Одноглазый пробыл там довольно долго, и Сэйя решил посмотреть, не случилось ли чего. В тот самый момент, когда он подошел к комнате Тэно, Винсент открыл дверь.
- Как она? - поспешно спросил Чан-Оуэн.
- Заставил ее уснуть, - вздохнул Форэт, осторожно прикрывая дверь. - Обморок. Я знал, что этим все кончится... Она так переживает из-за гибели Натсуки-куна, что изматывает себя работой, дабы не позволить горю накрыть ее. Я говорил ей, что это плохое решение, но разве она будет меня слушать в таких обстоятельствах? - Он снова вздохнул и облокотился о перила, рассматривая гуляющих по дворику постояльцев и пациентов.
- Ты так заботишься о своей ученице, не в пример некоторым, - Чан-Оуэн кивнул в сторону комнаты Тацу, вспоминая его равнодушный вид и часто бросаемые слова, типа «это меня не касается».
- Видишь ли, Ксан мне не просто ученица, - усмехнулся одноглазый. - Я ее очень люблю.
Сэйю поразило, как запросто этот человек сказал ему, по сути, врагу, самое сокровенное.
- А ты уже признался? - полюбопытствовал он.
- Я особо и не скрываю... Но ей такой старик, как я, не нужен, - хозяин постоялого двора грустно улыбнулся.
Едва слышной походкой к ним приблизился Тацу. Узнав, в чем дело, он не выразил особого беспокойства и хотел пройти мимо, но Винсент его остановил, сказав вслед:
- Кстати, у меня хорошая новость. Ксан сообщила, что Кин-тян сегодня утром перевели в городскую больницу, и ее можно навестить вечером.
- Отлично! - возрадовался Сэйя. - Ди, ты пойдешь?
Немного помолчав, Тацу тихо ответил:
- Нет. Не хочу, чтобы мой вид напугал ее.
- Дурак что ли?! - воскликнул Чан-Оуэн. Винсент внимательно посмотрел на друга. - Сейчас мы тебя побреем, причешем, повязку поменяем, и снова будешь красавцем. Давай, нельзя же быть таким черствым учителем, даже если и бывшим.
- Не бывшим, - вставил Ди.
- Вот именно! - похлопал его по плечу Сэйя. - Давай! Бери пример с Винсента, который только что показал, как нужно заботиться об учениках. Да?
Форэт только улыбнулся и, сославшись на неотложные дела, оставил их. Тацу неохотно согласился и через пару мгновений Чан-Оуэн, вооружившись бритвой, готовился вернуть Ди его привлекательность. Из-за временной потери зрения тот действительно себя запустил: одежда сидела на нем неопрятно, волосы кое-как забраны в слабо заплетенную косу, щеки скрывались под неровно выбившейся щетиной.
- Почему ты так спокоен? Почему ты не боишься, что я убью тебя этой острой бритвой? - Пленник не мог принять вид этой невозмутимой покорности.
- Ты же хочешь вернуться домой? - слегка улыбнувшись, ответил Тацу.
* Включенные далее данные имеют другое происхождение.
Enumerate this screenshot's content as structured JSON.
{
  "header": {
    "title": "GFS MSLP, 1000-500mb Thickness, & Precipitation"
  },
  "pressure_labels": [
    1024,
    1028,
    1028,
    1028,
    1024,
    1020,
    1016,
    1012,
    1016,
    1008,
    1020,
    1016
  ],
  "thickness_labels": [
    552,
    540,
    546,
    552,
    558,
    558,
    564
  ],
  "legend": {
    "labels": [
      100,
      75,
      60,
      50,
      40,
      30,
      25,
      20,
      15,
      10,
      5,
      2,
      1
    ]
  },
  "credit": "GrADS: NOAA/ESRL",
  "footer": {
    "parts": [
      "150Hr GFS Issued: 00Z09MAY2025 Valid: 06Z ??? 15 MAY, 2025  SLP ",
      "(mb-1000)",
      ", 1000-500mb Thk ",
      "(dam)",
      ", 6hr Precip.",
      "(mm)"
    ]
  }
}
Сэйя промолчал и принялся за работу. Закончив с бритьем, он снял повязку, чтобы она не мешала убрать ему волосы в хвост. Он взглянул на раны и ожоги и непроизвольно поморщился.
- Что? - переспросил Ди.
- Больно?
- Ничего. Лекарства Винсента всегда быстро помогают. Раны уходят, а шрамы не остаются.
Сэйя взял гребень и провел по струящимся, хоть и немного сальным, черным волосам.
- И зачем ты такие длинные отрастил? Ты их вообще когда-нибудь стриг?
- Да, - невозмутимо ответил Тацу. - Это память.
- Память? Напоминание?
- Моих родителей убили, когда я был маленьким ребенком. Но я видел... Мой брат на отца похож. Я смотрю и вспоминаю. Я решил, что буду помогать ему помнить маму. Давно решил, еще в детстве. У нее такие же волосы были и глаза.
У Чан-Оуэна что-то сжалось внутри от подобного признания, учитывая, что исходило оно от самого замкнутого человека в округе.
- Брат заходил к тебе после той битвы? - Тацу не ответил. - Да... Его, наверное, считают героем... Шутка ли — вывести всех монахов на бой?!
Ближе к вечеру Ди и Сэйя осторожно стучались в палату Ясото. Она не спала. Их приход ее очень обрадовал. Ее бледность пугала, а от слабости она говорила почти беззвучно.
- Ди-сэнсей, достэ мо? Аната но као... Аната но мэ... Сорэ ва хидои десу! (яп.: Ди-сэнсей, что случилось? Ваше лицо...Ваши глаза Это ужасно!), - дрожа всем телом, заговорила она при виде Тацу.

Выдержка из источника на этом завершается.